Daniel McGaw, whom I have the honor to ripresint. With that
strict sinse of justice which has always characterized the
decisions of this honorable boord, the contract was promptly
awarded to Thomas Grogan, he being the lowest bidder; and my
client, Daniel McGaw,--honest Daniel McGaw I should call him if
his presence did not deter me,--stood wan side in obadience to the
will of the people and the laws of the State, and accepted his
defate with that calmness which always distinguishes the
hard-workin' sons of toil, who are not only the bone and sinoo of
our land, but its honor and proide. But, gintlemen,"--running his
hand lightly through his hair, and then laying it in the bulging
lapels of his now half-buttoned coat,--"there were other
conditions accompanying these proposals; to wit, that within tin
days from said openin' the successful bidder should appear befoore
this honorable body, and then and there duly affix his signatoor
to the aforesaid contracts, already prepared by the attorney of
this boord, my honored associate, Judge Bowker. Now, gintlemen, I
ask you to look at the clock, whose calm face, like a rising moon,
presides over the deliberations of this boord, and note the
passin' hour; and then I ask you to cast your eyes over this vast
assemblage and see if Thomas Grogan, or any wan ripresinting him
or her, or who in any way is connected with him or her, is within
the confines of this noble hall, to execute the mandates of this
distinguished boord. Can it be believed for an instant that if
Mrs. Grogan, acting for her partly dismimbered husband, Mr. Thomas
Grogan, had intinded to sign this contract, she would not have
dispatched on the wings of the wind some Mercury, fleet of foot,
to infarm this boord of her desire for postponement? I demand in
the interests of justice that the contract be awarded to the
lowest risponsible bidder who is ready to sign the contract with
proper bonds, whether that bidder is Grogan, McGaw, Jones,
Robinson, or Smith."

There was a burst of applause and great stamping of feet; the tide
of sympathy had changed. Rowan had perhaps won a few more votes.
This pleased him evidently more than his hope of cutting the
contract pie. McGaw began to regain some of his color and lose
some of his nervousness. Rowan's speech had quieted him.

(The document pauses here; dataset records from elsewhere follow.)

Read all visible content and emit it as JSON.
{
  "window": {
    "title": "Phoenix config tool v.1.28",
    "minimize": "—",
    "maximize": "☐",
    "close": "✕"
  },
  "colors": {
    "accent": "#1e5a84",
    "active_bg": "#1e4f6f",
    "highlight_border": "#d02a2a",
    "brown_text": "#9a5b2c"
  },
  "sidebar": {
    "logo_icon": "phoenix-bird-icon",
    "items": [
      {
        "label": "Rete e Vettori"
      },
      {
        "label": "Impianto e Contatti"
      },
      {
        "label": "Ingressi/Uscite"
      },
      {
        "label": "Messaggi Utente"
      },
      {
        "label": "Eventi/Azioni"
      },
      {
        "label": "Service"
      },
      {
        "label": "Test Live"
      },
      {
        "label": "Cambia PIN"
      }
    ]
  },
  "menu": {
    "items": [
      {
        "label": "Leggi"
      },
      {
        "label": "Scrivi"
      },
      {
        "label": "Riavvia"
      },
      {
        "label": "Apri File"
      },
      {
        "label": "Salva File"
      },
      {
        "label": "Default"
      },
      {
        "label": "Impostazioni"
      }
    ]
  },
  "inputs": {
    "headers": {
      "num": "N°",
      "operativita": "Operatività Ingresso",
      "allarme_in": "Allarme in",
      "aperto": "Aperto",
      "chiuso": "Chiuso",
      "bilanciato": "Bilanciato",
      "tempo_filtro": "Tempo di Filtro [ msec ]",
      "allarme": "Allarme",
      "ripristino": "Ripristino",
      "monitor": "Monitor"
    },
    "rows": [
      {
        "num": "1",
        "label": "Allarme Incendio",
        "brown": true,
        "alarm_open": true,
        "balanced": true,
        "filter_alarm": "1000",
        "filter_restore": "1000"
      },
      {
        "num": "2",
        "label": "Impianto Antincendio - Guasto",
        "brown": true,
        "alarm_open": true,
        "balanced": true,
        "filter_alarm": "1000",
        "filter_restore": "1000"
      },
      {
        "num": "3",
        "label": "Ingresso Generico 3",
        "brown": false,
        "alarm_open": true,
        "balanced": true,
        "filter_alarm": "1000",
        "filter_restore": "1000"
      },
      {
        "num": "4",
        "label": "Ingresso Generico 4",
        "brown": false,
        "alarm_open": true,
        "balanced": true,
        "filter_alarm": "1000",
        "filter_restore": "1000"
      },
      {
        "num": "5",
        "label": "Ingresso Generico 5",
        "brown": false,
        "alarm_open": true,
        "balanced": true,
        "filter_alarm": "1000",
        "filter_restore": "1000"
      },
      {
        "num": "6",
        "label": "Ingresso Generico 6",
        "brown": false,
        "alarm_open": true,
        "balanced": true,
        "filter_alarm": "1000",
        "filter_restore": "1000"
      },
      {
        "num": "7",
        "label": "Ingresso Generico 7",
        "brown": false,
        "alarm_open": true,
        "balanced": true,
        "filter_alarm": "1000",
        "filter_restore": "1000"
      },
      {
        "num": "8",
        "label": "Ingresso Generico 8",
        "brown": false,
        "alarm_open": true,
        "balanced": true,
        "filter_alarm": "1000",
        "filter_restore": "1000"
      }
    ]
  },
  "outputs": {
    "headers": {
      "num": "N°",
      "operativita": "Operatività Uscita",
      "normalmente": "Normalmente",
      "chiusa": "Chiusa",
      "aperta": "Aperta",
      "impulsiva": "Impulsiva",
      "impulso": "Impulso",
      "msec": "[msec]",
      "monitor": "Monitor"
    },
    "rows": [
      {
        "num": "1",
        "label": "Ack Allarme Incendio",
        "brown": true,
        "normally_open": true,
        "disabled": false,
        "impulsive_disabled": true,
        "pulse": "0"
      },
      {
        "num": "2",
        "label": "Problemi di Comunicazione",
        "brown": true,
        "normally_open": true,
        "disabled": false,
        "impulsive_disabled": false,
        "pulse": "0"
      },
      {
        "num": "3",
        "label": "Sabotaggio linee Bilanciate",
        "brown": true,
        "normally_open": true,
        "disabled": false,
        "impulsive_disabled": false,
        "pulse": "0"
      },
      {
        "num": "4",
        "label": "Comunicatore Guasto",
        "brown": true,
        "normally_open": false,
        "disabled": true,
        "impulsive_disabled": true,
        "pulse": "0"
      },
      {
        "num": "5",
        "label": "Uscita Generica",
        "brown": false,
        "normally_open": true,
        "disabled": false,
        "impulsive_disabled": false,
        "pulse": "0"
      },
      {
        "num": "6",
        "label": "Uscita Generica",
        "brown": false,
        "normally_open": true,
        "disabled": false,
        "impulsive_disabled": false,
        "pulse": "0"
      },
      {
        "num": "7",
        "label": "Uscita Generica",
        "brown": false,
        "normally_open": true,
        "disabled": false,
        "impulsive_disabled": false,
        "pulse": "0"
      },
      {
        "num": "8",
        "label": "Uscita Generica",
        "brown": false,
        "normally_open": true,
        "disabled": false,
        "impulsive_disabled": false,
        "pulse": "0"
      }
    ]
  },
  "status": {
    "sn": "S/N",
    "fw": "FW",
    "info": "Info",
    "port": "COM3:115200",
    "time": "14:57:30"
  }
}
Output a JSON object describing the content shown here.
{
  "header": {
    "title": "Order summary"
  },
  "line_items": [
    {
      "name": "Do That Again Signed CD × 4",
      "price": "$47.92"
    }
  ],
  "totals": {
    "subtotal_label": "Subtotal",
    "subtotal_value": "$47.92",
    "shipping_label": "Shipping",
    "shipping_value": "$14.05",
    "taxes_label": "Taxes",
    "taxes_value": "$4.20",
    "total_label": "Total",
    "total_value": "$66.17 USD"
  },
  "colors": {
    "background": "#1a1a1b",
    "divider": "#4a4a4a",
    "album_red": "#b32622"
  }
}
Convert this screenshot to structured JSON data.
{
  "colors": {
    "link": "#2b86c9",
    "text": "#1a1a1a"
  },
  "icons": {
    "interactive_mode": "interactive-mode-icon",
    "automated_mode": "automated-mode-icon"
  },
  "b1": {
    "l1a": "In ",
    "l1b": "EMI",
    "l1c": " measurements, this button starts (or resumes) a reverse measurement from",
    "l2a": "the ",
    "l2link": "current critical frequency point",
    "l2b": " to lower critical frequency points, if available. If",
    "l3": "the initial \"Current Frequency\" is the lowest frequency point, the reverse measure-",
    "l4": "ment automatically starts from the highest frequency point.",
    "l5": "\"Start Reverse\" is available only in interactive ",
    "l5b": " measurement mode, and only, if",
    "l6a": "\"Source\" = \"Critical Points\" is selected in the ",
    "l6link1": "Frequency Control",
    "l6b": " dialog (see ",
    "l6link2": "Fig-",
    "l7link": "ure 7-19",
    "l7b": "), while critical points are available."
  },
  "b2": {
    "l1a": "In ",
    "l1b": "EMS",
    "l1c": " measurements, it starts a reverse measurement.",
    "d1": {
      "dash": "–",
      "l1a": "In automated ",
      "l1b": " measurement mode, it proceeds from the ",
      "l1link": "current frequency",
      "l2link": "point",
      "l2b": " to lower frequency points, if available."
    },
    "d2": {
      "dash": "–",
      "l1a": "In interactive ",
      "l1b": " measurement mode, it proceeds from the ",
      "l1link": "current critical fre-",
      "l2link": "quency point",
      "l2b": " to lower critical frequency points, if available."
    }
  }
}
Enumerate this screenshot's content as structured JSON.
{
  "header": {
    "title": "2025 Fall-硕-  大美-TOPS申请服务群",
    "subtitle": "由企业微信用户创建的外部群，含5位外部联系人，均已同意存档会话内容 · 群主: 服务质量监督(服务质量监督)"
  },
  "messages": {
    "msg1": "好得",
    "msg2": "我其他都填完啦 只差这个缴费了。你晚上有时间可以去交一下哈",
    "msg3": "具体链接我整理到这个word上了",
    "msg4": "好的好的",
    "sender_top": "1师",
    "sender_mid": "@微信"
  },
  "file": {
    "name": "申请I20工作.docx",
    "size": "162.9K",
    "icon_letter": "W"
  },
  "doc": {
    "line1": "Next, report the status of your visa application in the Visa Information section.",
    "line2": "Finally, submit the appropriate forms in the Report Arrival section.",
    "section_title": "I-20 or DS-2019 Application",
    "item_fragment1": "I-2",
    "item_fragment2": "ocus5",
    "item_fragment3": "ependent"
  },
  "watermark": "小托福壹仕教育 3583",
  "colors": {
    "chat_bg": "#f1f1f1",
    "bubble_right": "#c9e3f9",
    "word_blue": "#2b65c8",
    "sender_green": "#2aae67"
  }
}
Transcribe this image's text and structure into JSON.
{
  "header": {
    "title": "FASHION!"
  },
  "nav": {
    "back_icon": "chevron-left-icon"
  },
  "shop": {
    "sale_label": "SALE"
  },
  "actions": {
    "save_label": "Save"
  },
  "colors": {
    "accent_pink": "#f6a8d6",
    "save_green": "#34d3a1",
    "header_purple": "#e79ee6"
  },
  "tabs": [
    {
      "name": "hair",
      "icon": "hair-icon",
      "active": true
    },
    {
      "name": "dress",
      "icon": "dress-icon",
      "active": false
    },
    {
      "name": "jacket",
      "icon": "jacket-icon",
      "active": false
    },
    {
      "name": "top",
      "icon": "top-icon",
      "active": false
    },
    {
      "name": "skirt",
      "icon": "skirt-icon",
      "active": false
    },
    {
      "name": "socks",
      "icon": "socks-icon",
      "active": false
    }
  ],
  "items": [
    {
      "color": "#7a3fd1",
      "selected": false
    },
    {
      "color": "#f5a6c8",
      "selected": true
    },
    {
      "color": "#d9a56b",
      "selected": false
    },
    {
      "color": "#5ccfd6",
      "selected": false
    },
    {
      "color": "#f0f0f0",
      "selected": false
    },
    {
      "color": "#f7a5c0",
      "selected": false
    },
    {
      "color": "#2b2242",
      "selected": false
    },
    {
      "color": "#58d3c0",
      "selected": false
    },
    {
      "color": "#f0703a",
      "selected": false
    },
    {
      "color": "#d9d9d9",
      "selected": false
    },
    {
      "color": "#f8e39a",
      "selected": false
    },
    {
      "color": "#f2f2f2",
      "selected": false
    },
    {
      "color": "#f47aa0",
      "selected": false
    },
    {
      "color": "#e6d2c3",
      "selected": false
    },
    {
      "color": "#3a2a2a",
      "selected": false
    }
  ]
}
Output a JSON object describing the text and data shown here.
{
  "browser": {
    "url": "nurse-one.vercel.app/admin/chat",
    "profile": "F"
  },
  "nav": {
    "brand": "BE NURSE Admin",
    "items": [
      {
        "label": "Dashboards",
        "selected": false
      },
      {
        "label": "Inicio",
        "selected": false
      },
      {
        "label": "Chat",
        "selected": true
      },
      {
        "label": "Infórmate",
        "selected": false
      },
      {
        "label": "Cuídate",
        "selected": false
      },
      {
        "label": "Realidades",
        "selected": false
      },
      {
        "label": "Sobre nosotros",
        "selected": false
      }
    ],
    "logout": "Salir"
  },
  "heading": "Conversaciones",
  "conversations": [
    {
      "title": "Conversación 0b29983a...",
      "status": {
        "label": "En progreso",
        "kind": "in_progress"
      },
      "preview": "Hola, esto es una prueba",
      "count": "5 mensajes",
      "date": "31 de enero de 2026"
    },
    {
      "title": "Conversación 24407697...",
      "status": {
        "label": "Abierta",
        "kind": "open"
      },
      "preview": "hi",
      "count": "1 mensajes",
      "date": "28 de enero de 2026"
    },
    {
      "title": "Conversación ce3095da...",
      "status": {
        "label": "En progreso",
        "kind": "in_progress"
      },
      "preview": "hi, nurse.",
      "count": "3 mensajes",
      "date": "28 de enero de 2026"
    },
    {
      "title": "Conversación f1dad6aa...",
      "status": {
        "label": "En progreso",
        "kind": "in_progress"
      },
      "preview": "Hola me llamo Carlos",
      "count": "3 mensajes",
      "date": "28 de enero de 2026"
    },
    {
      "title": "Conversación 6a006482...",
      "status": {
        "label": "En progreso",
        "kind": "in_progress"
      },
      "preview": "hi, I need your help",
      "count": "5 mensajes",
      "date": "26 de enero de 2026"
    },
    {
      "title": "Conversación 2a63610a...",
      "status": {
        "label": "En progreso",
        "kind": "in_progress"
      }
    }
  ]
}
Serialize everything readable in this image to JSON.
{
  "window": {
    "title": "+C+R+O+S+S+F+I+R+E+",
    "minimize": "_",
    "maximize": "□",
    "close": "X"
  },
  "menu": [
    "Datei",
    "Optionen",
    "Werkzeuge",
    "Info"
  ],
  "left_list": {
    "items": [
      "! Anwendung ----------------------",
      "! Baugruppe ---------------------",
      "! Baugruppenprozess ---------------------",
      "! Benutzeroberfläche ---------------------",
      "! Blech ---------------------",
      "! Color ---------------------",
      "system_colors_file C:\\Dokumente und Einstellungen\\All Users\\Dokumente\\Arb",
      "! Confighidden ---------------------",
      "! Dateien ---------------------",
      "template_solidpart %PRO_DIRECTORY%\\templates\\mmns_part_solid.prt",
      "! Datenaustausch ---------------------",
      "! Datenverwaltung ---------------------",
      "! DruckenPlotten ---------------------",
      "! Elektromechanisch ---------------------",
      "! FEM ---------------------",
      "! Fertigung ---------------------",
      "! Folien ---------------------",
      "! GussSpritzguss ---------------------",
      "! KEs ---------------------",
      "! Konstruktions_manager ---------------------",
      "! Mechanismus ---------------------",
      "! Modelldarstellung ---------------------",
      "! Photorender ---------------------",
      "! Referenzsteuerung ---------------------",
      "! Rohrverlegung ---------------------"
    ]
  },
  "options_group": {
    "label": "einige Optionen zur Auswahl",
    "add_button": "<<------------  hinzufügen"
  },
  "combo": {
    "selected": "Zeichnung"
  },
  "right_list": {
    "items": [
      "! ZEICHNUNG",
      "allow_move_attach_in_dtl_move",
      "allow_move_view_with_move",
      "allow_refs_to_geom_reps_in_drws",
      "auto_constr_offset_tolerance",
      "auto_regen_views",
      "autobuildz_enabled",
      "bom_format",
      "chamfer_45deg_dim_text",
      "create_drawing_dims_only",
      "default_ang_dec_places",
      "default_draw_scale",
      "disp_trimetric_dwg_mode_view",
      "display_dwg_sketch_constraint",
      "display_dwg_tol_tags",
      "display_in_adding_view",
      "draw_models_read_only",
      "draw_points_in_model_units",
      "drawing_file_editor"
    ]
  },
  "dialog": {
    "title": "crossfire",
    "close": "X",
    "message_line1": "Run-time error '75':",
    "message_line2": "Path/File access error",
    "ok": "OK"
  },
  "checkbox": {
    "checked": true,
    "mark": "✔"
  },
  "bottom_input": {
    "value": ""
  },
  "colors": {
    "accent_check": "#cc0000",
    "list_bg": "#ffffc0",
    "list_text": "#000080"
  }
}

The president gravely rapped for order. It was wonderful how much
backbone and dignity and self-respect the justice's very
flattering remarks had injected into the nine trustees--no, eight,
for the Scotchman fully understood and despised Rowan's oratorical
powers.

The Scotchman was on his feet in an instant.

"I have listened," he said, "to the talk that Justice Rowan has
given us. It's very fine and tonguey, but it smothers up the
facts. You can't rob this woman"--

"Question! question!" came from half a dozen throats.

"What's your pleasure, gentlemen?" asked the president, pounding
with his gavel.

"I move," said the courier member, "that the contract be awarded
to Mr. Daniel McGaw as the lowest bidder, provided he can sign the
contract to-night with proper bonds."